Uncle Slovius nodded slowly, producing small waves. “The Machine War. That is interesting.”

“I was thinking of attending to those strands first.”

“Yes,” Slovius said. “A good idea.”

“Thank you, uncle.”

Slovius lapsed into silence again. A ground-quake rumbled distantly around them, producing tiny concentric rings in the liquid of Slovius’s pool.

The civilisation which comprised the Dwellers of Nasqueron, with all their attendant fellow flora and fauna, itself formed but one microscopic fragment of the Dweller Diaspora, the galaxy-spanning meta-civilisation (some would say post-civilisation) which, as far as anyone could tell, preceded all other empires, cultures, diasporas, civilisations, federations, consocia, fellowships, unities, leagues, confederacies, affilia and organisations of like or unlike beings in general.

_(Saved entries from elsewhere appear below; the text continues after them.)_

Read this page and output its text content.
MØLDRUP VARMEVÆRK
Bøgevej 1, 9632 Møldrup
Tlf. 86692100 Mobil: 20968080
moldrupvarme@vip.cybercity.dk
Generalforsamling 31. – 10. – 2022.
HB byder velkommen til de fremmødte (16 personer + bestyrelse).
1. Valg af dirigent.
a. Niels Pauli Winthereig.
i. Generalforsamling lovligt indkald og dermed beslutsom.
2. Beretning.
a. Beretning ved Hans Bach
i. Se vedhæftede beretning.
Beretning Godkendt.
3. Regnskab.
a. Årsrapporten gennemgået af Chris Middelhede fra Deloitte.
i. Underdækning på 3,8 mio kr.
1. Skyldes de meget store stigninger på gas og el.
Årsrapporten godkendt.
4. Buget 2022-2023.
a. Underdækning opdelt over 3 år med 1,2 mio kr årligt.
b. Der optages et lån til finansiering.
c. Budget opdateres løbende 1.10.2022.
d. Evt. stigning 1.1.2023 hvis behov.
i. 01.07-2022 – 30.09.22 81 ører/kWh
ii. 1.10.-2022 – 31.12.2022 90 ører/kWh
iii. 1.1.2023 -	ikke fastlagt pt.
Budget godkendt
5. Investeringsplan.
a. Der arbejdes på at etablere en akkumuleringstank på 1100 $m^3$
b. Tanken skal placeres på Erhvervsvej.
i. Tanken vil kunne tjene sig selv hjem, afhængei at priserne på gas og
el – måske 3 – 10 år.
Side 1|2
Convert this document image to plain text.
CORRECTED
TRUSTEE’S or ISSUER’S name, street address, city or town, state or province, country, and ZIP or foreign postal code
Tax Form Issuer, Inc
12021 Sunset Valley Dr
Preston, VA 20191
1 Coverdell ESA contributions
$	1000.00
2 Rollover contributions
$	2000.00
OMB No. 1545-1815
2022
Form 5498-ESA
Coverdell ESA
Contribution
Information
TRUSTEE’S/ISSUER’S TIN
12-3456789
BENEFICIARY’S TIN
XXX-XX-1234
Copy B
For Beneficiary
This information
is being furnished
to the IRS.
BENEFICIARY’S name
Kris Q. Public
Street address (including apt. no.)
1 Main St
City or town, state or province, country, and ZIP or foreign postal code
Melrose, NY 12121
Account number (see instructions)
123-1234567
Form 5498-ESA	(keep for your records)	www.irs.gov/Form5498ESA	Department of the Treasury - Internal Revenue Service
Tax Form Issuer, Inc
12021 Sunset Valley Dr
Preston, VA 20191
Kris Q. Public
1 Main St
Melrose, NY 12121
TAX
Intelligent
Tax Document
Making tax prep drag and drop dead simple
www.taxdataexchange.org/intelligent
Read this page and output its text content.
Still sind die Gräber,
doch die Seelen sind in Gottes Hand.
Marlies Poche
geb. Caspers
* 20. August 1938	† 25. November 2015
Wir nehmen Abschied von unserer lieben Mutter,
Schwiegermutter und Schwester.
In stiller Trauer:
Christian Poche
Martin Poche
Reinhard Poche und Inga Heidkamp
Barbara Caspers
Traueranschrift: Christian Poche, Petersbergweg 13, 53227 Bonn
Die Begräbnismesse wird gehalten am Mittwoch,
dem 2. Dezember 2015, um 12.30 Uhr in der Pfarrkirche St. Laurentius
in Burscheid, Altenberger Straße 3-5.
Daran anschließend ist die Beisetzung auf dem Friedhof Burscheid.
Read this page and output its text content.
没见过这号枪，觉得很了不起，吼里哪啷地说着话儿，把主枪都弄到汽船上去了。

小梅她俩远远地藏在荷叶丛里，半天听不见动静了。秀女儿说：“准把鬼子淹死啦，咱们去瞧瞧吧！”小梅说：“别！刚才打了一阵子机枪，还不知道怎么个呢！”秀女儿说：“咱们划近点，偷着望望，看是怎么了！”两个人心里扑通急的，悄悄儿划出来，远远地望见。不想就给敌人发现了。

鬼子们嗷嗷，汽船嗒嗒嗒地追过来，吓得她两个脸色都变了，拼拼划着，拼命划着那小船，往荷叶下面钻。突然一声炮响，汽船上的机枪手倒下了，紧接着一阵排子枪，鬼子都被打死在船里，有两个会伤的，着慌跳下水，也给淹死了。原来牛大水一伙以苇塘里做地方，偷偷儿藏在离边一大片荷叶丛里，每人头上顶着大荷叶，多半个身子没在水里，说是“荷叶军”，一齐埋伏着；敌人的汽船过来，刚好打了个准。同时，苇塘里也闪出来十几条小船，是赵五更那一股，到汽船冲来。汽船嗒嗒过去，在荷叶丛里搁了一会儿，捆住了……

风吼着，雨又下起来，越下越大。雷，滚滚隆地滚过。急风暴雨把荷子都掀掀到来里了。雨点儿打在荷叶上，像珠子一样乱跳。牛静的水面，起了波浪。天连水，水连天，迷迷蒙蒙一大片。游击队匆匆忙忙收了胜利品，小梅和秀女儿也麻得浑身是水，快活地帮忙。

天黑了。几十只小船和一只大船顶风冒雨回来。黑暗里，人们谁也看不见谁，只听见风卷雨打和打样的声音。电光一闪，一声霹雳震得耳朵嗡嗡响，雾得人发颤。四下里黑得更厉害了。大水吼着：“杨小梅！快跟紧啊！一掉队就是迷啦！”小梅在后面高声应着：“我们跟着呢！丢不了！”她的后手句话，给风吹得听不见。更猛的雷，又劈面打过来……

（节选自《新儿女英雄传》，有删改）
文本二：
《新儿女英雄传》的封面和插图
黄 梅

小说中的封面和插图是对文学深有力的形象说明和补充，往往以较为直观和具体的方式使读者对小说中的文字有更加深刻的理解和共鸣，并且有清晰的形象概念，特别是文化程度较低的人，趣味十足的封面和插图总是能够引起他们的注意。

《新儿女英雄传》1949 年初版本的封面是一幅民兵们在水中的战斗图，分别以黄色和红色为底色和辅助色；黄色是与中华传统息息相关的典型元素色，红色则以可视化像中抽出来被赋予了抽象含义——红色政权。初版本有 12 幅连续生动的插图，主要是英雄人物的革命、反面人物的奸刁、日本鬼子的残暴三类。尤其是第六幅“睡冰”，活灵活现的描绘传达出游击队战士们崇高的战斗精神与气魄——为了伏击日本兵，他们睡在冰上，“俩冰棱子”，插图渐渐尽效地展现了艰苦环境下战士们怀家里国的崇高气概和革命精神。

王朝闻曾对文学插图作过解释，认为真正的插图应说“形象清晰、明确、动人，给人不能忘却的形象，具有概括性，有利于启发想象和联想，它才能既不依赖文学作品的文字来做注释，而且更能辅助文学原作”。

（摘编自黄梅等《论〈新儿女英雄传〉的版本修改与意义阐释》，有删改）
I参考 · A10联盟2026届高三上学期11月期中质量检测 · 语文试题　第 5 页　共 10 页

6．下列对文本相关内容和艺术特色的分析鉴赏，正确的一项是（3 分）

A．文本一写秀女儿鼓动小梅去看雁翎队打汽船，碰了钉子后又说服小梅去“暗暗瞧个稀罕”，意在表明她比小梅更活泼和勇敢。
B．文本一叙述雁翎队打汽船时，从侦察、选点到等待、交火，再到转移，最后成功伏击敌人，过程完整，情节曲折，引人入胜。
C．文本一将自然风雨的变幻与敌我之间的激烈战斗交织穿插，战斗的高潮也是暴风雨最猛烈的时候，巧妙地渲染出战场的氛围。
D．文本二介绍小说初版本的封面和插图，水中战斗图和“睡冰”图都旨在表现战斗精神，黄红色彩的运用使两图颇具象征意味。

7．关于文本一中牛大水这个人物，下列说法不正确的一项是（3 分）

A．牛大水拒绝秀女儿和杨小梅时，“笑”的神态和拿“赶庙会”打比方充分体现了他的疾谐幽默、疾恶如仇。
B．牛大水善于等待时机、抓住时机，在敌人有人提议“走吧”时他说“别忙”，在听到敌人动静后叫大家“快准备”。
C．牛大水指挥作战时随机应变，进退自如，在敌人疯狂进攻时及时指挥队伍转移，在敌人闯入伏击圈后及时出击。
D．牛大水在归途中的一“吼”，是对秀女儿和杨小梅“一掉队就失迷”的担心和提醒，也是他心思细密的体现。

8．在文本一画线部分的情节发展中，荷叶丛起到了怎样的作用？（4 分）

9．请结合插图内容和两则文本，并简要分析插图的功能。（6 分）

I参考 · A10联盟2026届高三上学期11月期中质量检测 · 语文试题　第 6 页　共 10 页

The Dwellers, in other words, had been around for most of the life of the galaxy. This made them at least unusual and possibly unique. It also made them, if they were approached with due deference and care, and treated with respect and patience, a precious resource. Because they had good memories and even better libraries. Or at least they had retentive memories, and very large libraries.

Dweller memories, and libraries, usually proved to be stuffed full of outright nonsense, bizarre myths, incomprehensible images, indecipherable symbols and meaningless equations, plus random assemblages of numbers, letters, pictograms, holophons, sonomemes, chemiglyphs, actinomes and sensata variegata, all of them trawled and thrown together unsorted — or in patterns too abstruse to be untangled — from a jumbled mix of millions upon millions of utterly different and categorically unrelated civilisations, the vast majority of which had long since disappeared and either crumbled into dust or evaporated into radiation.

Nevertheless, in all that flux of chaos, propaganda, distortion, drivel and weirdness, there were nuggets of actuality, seams of facts, frozen rivers of long-forgotten history, whole volumes of exobiography and skeins and tissues of truth. It had been the life-work of people like Chief Seer Slovius, and was the life-work of people like Chief Seer-in-waiting Fassin Taak, to meet with and talk to the Dwellers, to adapt to their language, thoughts and metabolism, to — sometimes virtually, at a remove, sometimes literally — float and fly and dive and soar with them amongst the clouds of Nasqueron, and through their conversations, their studies, their notes and analyses, make what sense they could of what their ancient slow-living hosts told them and allowed them to access, and so enrich and enlighten the greater, quicker meta-civilisation which presently inhabited the galaxy.

“And, ah, Jaal?” Slovius glanced at his nephew, who looked sufficiently surprised for the older male to add, “The, oh, what’s their name… ? Tonderon. Yes. The Tonderon girl. You two are still betrothed, aren’t you?”

Fassin smiled. “We are indeed, uncle,” he said. “She is returning from Pirrintipiti this evening. I’m hoping to meet her at the port.”

“And you are… ?” Slovius gestured with one flipper hand. “Still content?”

“Content, uncle?” Fassin asked.

“You are happy with her? With the prospect of her being your wife?”

“Of course, uncle.”

“And she with you?”

“Well, I hope so, I believe so.”

Slovius looked at his nephew, holding his gaze for a moment. “Mm-hmm. I see. Of course. Well.” Slovius used one of his flipper hands to wave some of the blue glowing liquid over his upper chest, as though he was cold. “You are to be wed when?”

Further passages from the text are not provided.